Wie bereits erwähnt, habe ich nicht einmal bei diesem Teilnehmerfeld mit einer Medaille gerechnet. Ich denke, dass es noch viel schwieriger gewesen wäre, wenn die Top-Nationen am Start gewesen wären. Ich weiß nicht, ob ich da eine Medaille geholt hätte.
Sie sind ja bereits Welt- und Europameisterin bei den Junioren. Unterscheidet sich der Wettkampf im Erwachsenenbereich von dem beim Nachwuchs?
Am Wettkampftag gibt es eigentlich keinen Unterschied. Es ist ein Wettkampf wie jeder andere auch. Aber es ist schon eine andere Stimmung als im Juniorenbereich. Beim Nachwuchs hat jeder eine Chance auf eine Medaille. Bei den Erwachsenen ist das eben nicht so. Darum ist die Spannung wesentlich größer und natürlich auch der Druck.
Ihr Bruder David ist ebenfalls Gewichtheber. Was sagt er dazu, dass seine Schwester jetzt ebenso erfolgreich ist wie er?
Er war beim Wettkampf dabei, musste aber wegen einer Verletzung vorzeitig aufgeben. Aber er hat mich betreut und ist natürlich auch extrem glücklich.
Ihr Bruder ist, neben ihrem Vater, auch Ihr Trainer?
Ja genau. Mein Bruder kümmert sich vor allem um die Taktik. Da geht es vor allem darum, wann und um wie viel ich das Gewicht erhöhe.
Wie kam es überhaupt dazu, dass Sie Gewichtheberin geworden sind?
Prägend waren sicher mein Vater Ewald und mein Bruder. Sie sind beide ebenfalls Gewichtheber und deswegen bin ich eigentlich seit ich ein Kind war immer in der Halle bei Wettkämpfen dabei gewesen. Eines Tages hatte mein Bruder einen Wettkampf und mir war so langweilig, dass ich es auch ausprobieren wollte. Ja und jetzt bin ich dabei geblieben und merke, dass es gut so war.

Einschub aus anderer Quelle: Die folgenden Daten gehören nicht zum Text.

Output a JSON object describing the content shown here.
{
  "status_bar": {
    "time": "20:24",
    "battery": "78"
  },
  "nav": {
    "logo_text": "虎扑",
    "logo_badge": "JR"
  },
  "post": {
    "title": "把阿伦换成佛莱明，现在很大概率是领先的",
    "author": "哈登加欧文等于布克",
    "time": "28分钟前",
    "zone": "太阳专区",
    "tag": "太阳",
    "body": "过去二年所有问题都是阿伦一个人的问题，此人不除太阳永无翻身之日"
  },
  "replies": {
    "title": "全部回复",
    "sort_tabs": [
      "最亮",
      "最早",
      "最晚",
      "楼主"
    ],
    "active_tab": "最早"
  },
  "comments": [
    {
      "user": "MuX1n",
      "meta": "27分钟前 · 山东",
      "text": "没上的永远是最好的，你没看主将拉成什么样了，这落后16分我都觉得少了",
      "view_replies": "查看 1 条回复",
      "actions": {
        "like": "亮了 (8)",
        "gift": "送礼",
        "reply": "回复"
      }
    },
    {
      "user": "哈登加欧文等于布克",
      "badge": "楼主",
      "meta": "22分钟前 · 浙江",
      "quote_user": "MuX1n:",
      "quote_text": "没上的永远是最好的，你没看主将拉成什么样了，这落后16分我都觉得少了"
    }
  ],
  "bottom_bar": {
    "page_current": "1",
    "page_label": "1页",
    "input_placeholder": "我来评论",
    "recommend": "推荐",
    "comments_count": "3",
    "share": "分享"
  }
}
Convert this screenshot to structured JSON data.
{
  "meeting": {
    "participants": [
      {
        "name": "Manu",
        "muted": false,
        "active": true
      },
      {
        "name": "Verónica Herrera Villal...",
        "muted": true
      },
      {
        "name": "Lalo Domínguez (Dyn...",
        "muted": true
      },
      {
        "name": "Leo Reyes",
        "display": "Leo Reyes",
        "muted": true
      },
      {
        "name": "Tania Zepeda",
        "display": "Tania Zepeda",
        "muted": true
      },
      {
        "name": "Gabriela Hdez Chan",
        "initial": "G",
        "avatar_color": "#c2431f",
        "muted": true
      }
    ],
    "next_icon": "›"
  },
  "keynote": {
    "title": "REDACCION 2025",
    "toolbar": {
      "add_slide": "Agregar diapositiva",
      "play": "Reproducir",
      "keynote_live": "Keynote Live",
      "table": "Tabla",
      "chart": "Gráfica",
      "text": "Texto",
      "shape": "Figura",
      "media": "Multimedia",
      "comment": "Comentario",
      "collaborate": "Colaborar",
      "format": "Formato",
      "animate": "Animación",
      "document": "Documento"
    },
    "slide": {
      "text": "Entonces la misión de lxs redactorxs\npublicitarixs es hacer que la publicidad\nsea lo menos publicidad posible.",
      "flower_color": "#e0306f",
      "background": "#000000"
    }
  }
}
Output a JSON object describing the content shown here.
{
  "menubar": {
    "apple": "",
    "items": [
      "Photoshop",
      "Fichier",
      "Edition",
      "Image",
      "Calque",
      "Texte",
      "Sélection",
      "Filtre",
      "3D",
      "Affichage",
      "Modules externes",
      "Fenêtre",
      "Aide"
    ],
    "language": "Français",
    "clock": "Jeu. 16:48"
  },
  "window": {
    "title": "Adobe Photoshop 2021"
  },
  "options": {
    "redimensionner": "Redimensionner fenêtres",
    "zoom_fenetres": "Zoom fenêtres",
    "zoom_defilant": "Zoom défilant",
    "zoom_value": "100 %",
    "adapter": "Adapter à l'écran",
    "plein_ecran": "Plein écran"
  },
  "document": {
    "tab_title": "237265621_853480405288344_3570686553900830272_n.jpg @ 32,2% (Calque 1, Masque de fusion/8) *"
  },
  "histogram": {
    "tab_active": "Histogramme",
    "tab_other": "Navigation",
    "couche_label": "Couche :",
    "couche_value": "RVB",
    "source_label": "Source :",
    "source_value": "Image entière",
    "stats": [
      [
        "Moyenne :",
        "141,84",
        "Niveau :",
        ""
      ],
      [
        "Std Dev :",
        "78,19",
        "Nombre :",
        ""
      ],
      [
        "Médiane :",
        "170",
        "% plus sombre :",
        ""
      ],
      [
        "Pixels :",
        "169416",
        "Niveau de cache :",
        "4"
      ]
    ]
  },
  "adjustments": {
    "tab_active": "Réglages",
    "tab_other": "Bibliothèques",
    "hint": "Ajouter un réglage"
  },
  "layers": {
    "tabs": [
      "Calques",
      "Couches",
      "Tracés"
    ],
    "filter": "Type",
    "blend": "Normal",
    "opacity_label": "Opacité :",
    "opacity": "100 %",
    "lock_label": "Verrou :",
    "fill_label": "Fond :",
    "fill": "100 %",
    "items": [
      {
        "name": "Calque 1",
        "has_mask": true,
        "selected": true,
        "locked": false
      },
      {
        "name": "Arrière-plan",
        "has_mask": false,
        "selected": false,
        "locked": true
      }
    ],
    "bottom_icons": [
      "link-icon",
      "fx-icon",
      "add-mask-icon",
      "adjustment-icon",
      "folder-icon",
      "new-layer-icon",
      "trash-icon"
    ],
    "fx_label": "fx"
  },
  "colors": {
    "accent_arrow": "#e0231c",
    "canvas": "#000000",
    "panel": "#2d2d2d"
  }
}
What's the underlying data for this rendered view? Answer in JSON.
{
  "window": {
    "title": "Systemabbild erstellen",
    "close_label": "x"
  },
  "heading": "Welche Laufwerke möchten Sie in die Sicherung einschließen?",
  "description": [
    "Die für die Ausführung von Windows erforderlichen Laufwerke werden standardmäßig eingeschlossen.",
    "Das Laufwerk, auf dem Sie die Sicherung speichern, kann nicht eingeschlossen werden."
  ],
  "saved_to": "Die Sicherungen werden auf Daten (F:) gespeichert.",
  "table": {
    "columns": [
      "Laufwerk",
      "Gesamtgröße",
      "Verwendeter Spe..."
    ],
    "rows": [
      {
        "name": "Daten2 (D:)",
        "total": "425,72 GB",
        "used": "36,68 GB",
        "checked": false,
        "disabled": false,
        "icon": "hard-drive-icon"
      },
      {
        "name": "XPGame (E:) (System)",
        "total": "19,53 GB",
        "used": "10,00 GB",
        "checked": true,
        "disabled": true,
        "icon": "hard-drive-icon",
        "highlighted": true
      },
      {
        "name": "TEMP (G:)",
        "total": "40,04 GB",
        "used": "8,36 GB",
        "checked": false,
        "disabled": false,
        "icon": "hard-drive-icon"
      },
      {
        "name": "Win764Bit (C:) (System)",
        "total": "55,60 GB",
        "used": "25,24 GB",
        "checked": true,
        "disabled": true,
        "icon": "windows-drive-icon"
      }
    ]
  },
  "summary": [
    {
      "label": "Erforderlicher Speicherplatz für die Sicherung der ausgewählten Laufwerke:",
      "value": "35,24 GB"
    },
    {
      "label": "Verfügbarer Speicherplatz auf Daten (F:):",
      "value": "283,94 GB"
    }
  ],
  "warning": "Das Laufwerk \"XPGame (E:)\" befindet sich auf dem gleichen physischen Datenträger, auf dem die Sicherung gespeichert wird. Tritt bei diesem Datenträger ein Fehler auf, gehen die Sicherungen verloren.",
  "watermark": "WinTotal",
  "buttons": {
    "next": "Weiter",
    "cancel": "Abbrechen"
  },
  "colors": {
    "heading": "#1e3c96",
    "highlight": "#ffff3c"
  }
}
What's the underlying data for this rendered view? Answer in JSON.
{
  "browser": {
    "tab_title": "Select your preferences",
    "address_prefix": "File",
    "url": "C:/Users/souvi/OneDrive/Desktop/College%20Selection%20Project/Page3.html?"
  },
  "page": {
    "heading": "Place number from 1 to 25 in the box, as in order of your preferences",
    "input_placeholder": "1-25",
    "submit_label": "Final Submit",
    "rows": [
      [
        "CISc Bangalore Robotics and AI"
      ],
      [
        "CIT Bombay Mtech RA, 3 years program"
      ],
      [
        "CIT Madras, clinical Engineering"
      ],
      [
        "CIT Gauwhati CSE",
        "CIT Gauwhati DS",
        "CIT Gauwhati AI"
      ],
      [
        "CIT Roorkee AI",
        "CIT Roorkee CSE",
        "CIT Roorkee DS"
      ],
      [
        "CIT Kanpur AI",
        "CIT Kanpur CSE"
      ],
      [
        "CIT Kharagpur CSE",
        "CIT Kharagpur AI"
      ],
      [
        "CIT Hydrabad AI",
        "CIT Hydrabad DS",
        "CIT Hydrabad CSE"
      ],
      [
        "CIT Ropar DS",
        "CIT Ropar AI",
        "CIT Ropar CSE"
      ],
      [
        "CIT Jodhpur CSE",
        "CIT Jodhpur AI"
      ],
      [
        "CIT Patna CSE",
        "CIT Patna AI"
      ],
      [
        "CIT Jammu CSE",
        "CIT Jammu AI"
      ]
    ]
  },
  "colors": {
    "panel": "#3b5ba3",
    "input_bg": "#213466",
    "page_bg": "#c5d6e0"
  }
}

Ich wollte eine Einzelkämpferin sein
Sie haben zuvor ja auch bereits Handball gespielt. Warum haben Sie damit aufgehört und sich für Gewicht heben entschieden?
Beim Handball bin ich von meinen Mitspielern abhängig. Da zählt die Team- und nicht die Einzelleistung. Man muss den Erfolg teilen und ist nicht allein dafür verantwortlich. Das hat mir nicht gefallen, weil ich einfach eine Einzelkämpferin sein wollte.
Für diesen Einzelkampf trainieren Sie auch sehr viel?
Ja, das stimmt. Bis zu 13 Trainings pro Woche bekomme ich da schon hin. Vor einem großen Wettkampf, wie der EM, trainiere ich drei Mal am Tag.
Bleibt da nicht viel Freizeit auf der Strecke?
Ja, ich muss mir das schon richtig einteilen. Ich gehe aber genauso mit meinen Freunden ins Kino oder bin unterwegs. Ich habe mir das so ausgesucht. Darum kenne ich kein anderes Leben als das.
Welche Ziele haben Sie noch für dieses Jahr?
Ich werde an der U20-WM in Usbekistan und an der U20-EM in Spanien teilnehmen. Das große Ziel ist aber sicher eine Olympiateilnahme 2020.
Starkes Trio aus dem Waldviertel
Rohrendorf. Die Familie Fischer lebt für den Gewichthebersport
Drei Mal Training am Tag. Dazu noch Schule, Arbeit und guter Schlaf. Das ist der Tagesablauf der Familie Fischer. Vater Ewald sowie die Kinder David und Sarah dominieren den Gewichthebersport seit vielen Jahren.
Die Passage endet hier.